On 28 June, celebrated by Charleston as the anniversary of driving off Admiral Sir Peter Parker in the Revolution, Jeff Davis received a gala send-off as she escaped to sea through Maffitt's Channel, "notwithstanding," as the Mercury quipped, "the very efficient blockade of Abraham I." Coxetter took 9 sail in 7 weeks in "the last truly classic cruise in the history of private-armed sea power." These included 3 brigs, 3 schooners, 2 ships and a bark", causing consternation on the coast from Maine to Delaware. Seeking to make Florida, Enchantress was recaptured by USS Albatross and her prize-master, William W. Smith, a Savannah pilot, was nearly hanged as a pirate, along with his prize-crew, by a New York court-perhaps the most celebrated case of its type during this war. Bark Alvarado was chased ashore by Jamestown and burned to prevent recapture at Fernandina, Fla. Coxetter released schooner Windward, brig Mary E. Thompson and ship Mary Goodell with prisoners, but had to burn John Carver, an Army ship with anthracite for the blockade. Schooner S. J. Waring was captured 6 July 1861 and the captain and 2 mates captured; the "Waring" with a prize crew consisting of Charleston SC Pilot Montague Amiel as Prizemaster, two mates (George Stevens and Malcolm Liddy) and two seamen were detailed to sail the S.J. Waring to Charleston SC. The Ships Cook William Tillman who was a free African American realized that he would be sold into slavery; on July 16, 1861, with the help of one seaman Tillman killed Amiel and the two mates 50 miles south of Charleston, SC . with an ax 100 miles off Charleston (The other two men became prisoners of War); The "Waring" was sailed into New York Harbor. Brigs John Welsh and Santa Clara got into Savannah safely as prizes and were auctioned at handsome figures. Jeff Davis crew was augmented by deserters from several of her prizes.

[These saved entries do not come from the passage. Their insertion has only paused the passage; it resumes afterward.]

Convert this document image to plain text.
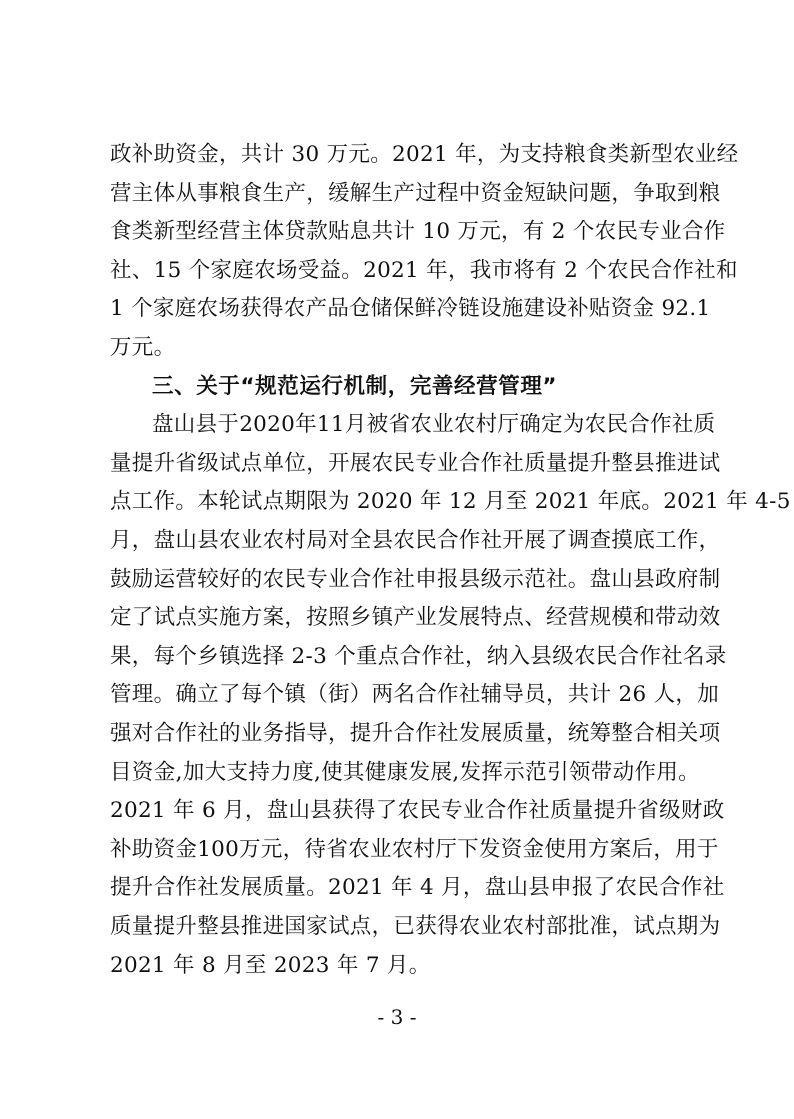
政补助资金，共计 30 万元。2021 年，为支持粮食类新型农业经
营主体从事粮食生产，缓解生产过程中资金短缺问题，争取到粮
食类新型经营主体贷款贴息共计 10 万元，有 2 个农民专业合作
社、15 个家庭农场受益。2021 年，我市将有 2 个农民合作社和
1 个家庭农场获得农产品仓储保鲜冷链设施建设补贴资金 92.1
万元。
三、关于“规范运行机制，完善经营管理”
盘山县于2020年11月被省农业农村厅确定为农民合作社质
量提升省级试点单位，开展农民专业合作社质量提升整县推进试
点工作。本轮试点期限为 2020 年 12 月至 2021 年底。2021 年 4-5
月，盘山县农业农村局对全县农民合作社开展了调查摸底工作，
鼓励运营较好的农民专业合作社申报县级示范社。盘山县政府制
定了试点实施方案，按照乡镇产业发展特点、经营规模和带动效
果，每个乡镇选择 2-3 个重点合作社，纳入县级农民合作社名录
管理。确立了每个镇（街）两名合作社辅导员，共计 26 人，加
强对合作社的业务指导，提升合作社发展质量，统筹整合相关项
目资金,加大支持力度,使其健康发展,发挥示范引领带动作用。
2021 年 6 月，盘山县获得了农民专业合作社质量提升省级财政
补助资金100万元，待省农业农村厅下发资金使用方案后，用于
提升合作社发展质量。2021 年 4 月，盘山县申报了农民合作社
质量提升整县推进国家试点，已获得农业农村部批准，试点期为
2021 年 8 月至 2023 年 7 月。
- 3 -
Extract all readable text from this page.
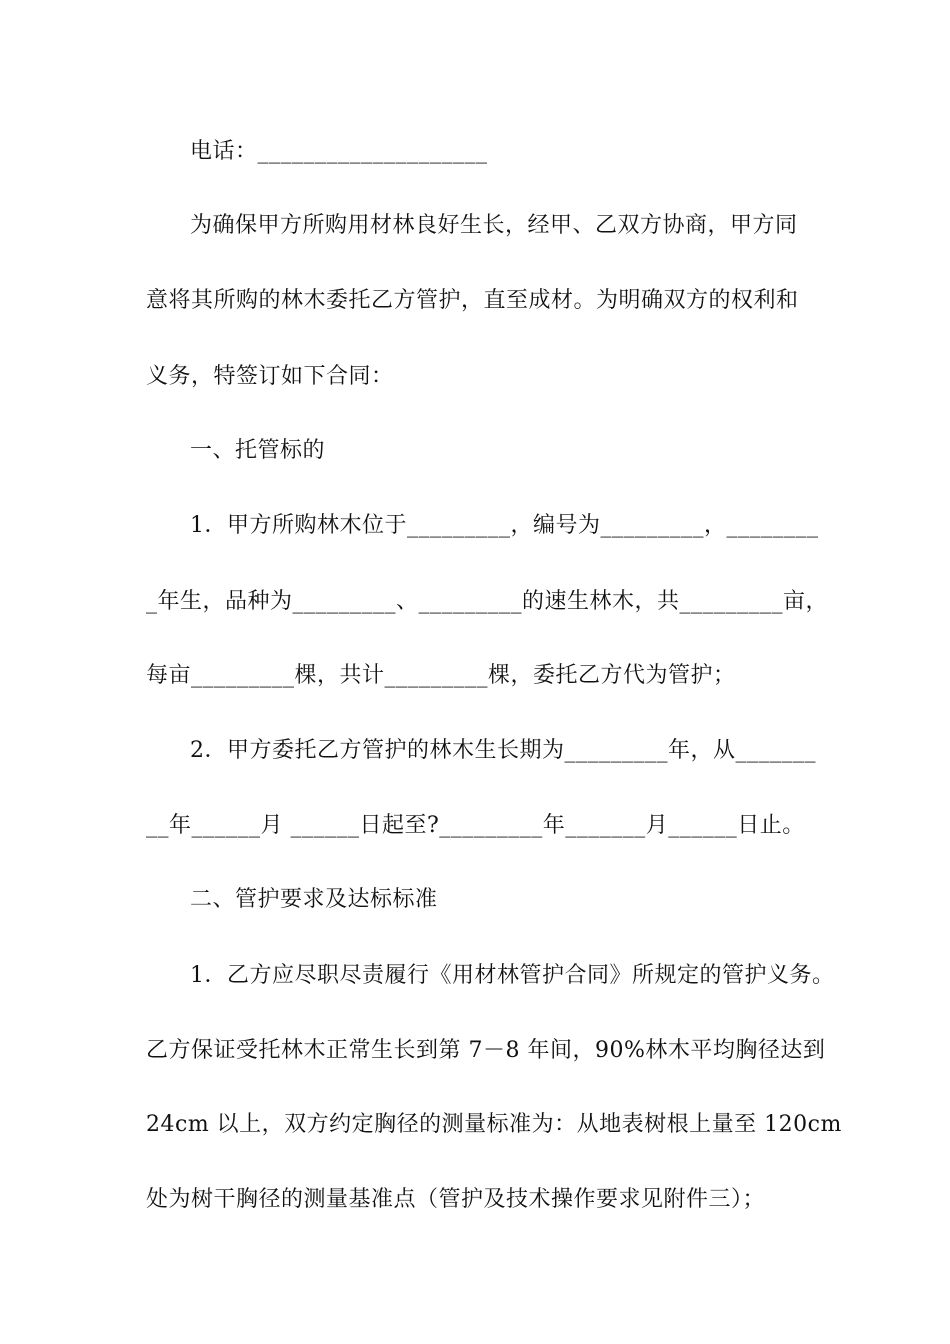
电话：____________________
为确保甲方所购用材林良好生长，经甲、乙双方协商，甲方同
意将其所购的林木委托乙方管护，直至成材。为明确双方的权利和
义务，特签订如下合同：
一、托管标的
1．甲方所购林木位于_________，编号为_________，________
_年生，品种为_________、_________的速生林木，共_________亩，
每亩_________棵，共计_________棵，委托乙方代为管护；
2．甲方委托乙方管护的林木生长期为_________年，从_______
__年______月 ______日起至?_________年_______月______日止。
二、管护要求及达标标准
1．乙方应尽职尽责履行《用材林管护合同》所规定的管护义务。
乙方保证受托林木正常生长到第 7－8 年间，90%林木平均胸径达到
24cm 以上，双方约定胸径的测量标准为：从地表树根上量至 120cm
处为树干胸径的测量基准点（管护及技术操作要求见附件三）；
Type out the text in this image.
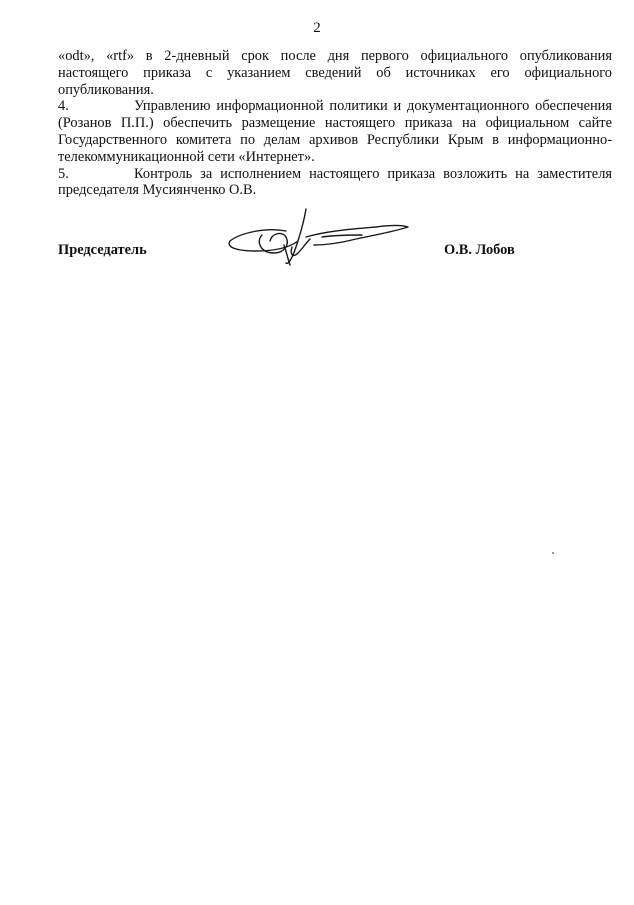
2

«odt», «rtf» в 2-дневный срок после дня первого официального опубликования настоящего приказа с указанием сведений об источниках его официального опубликования.

4.	Управлению информационной политики и документационного обеспечения (Розанов П.П.) обеспечить размещение настоящего приказа на официальном сайте Государственного комитета по делам архивов Республики Крым в информационно-телекоммуникационной сети «Интернет».

5.	Контроль за исполнением настоящего приказа возложить на заместителя председателя Мусиянченко О.В.

Председатель	О.В. Лобов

Jeff Davis arrived off St. Augustine, Fla., 16 August but had to wait nearly two days for a half-gale to blow over; going in, finally, she grounded and even jettisoning the starboard guns did not save the brig; only stores and small arms were saved. Church bells rang and the town gave the shipwrecked privateersmen an ovation as heroes with a celebration lasting for days; on returning to Charleston, two weeks later, Captain Coxetter was honored with heavy gold watch and fob by admirers. Crowed Charleston Mercury, 26 August 1861, "The name of the privateer Jefferson Davis has become a word of terror to the Yankees. The number of her prizes and the amount of merchandise which she captured have no parallel since the days of the Saucy Jack," a Charlestonian privateer schooner in the War of 1812.

Coxetter attempted to organize a new privateering expedition without success, but putting to sea in steamer Herald he only added steadily to his fame by blockade running the remainder of the war.